This project aims to predict the credit risk of customers using various machine learning algorithms. We will analyze the dataset, preprocess the data, build predictive models, and evaluate their performance.
We have used two datasets for this project:
- FinanKu Data All: Contains customer information and financial data.
- FinanKu Data Validasi: Validation dataset for testing the models.
- We explored the distribution of customers based on location and identified those with unpaid bills.
- Analyzed customer age distribution for both all customers and those with unpaid bills.
- Calculated the average annual and quarterly balances of customers.
- Examined the average product ownership of customers.
We performed data preprocessing and feature engineering:
- Checked for duplicate and missing data.
- Calculated relevant variables such as mean balance and balance change over the observation period.
- Determined customer activity periods.
- Added or subtracted product holdings.
- Calculated the duration of credit card ownership.
We built predictive models using three different algorithms:
- Logistic Regression
- Gradient Boosting (XGBoost)
- Random Forest
Hyperparameters were tuned using GridSearchCV for each algorithm and each experiment.

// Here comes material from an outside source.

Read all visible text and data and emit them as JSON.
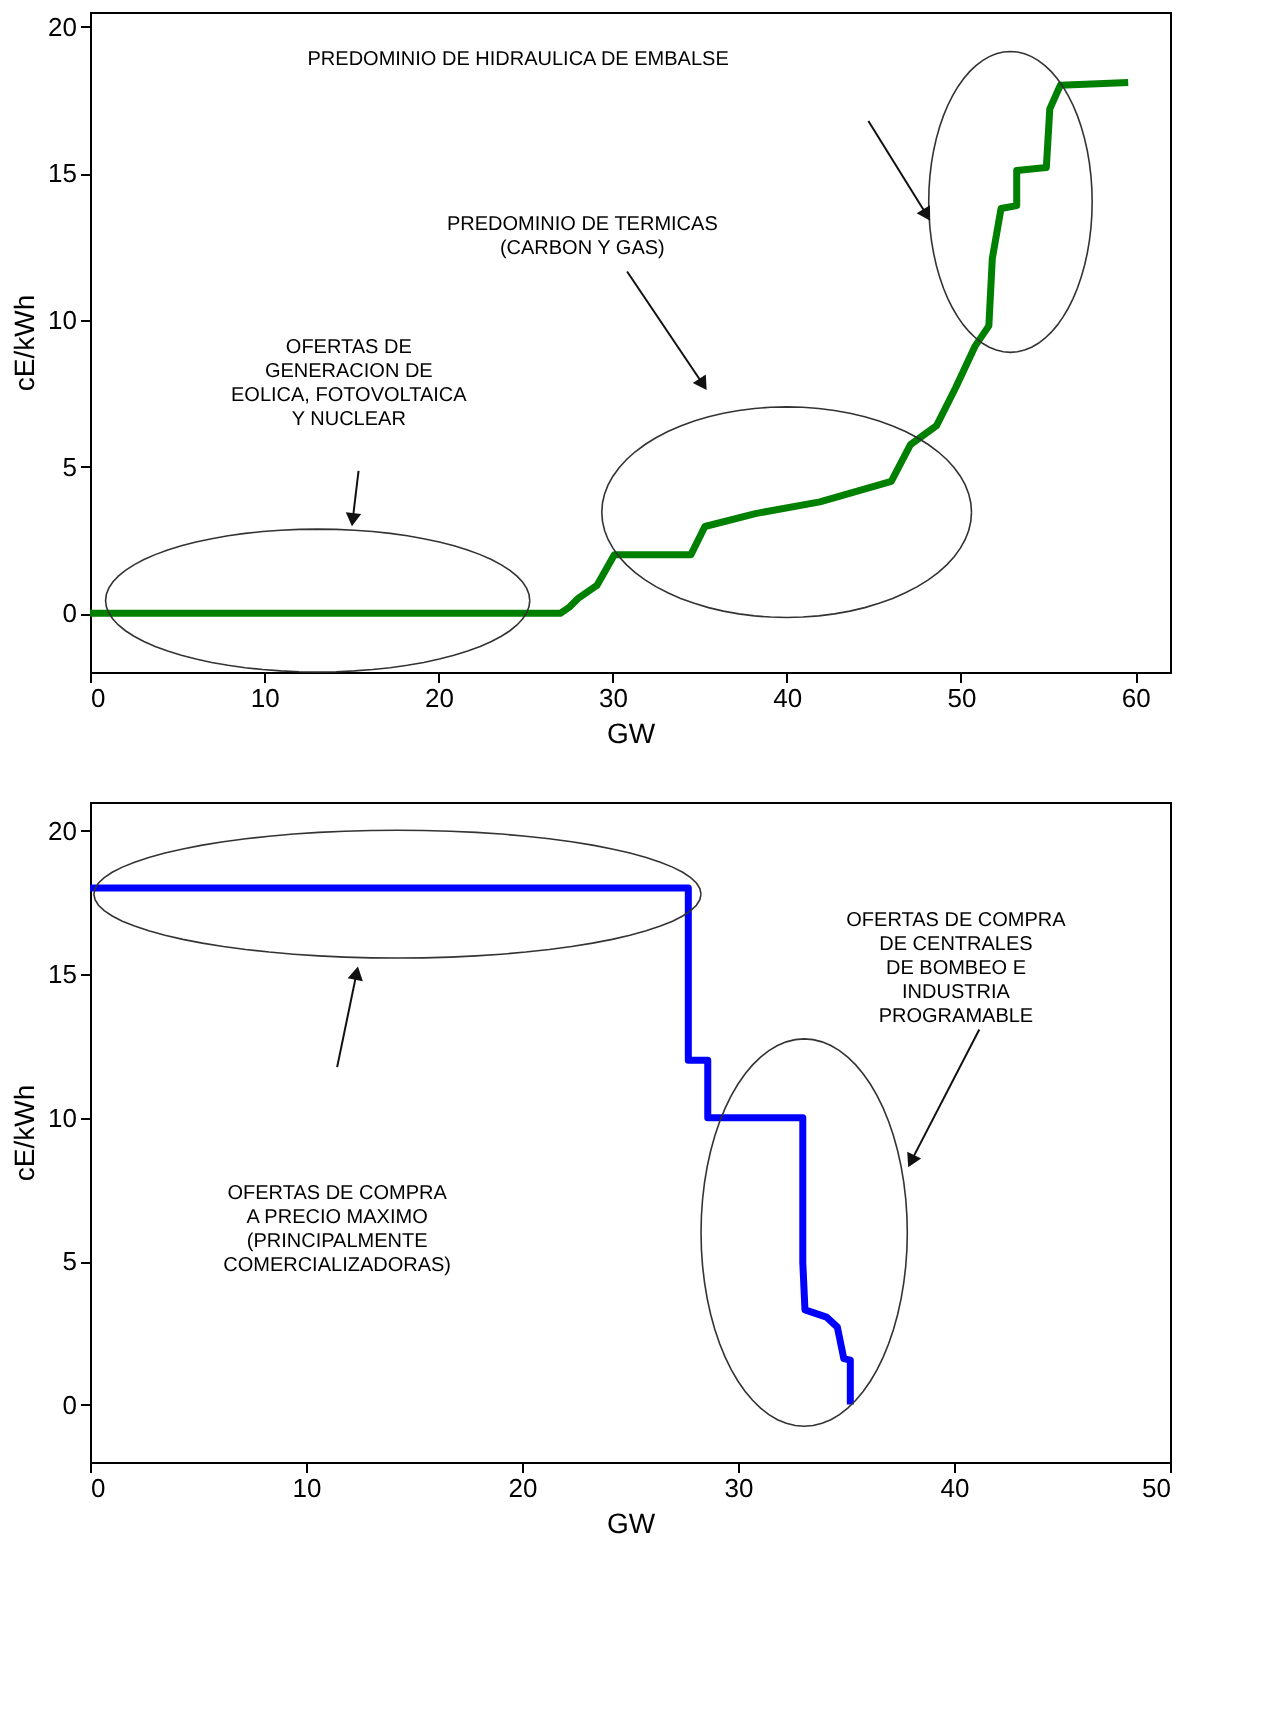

We evaluated the models using various metrics, including accuracy and recall. The results showed that the models had reasonable accuracy but lower recall, indicating room for improvement.
In this project, we aimed to predict customer credit risk using various machine learning models. While the models showed promise, further improvements are needed to enhance the recall and better identify potential credit risks. Possible future steps include increasing the dataset, oversampling the minority class, expanding the time horizon, trying different feature combinations, exploring more hyperparameter combinations, and experimenting with other machine learning algorithms.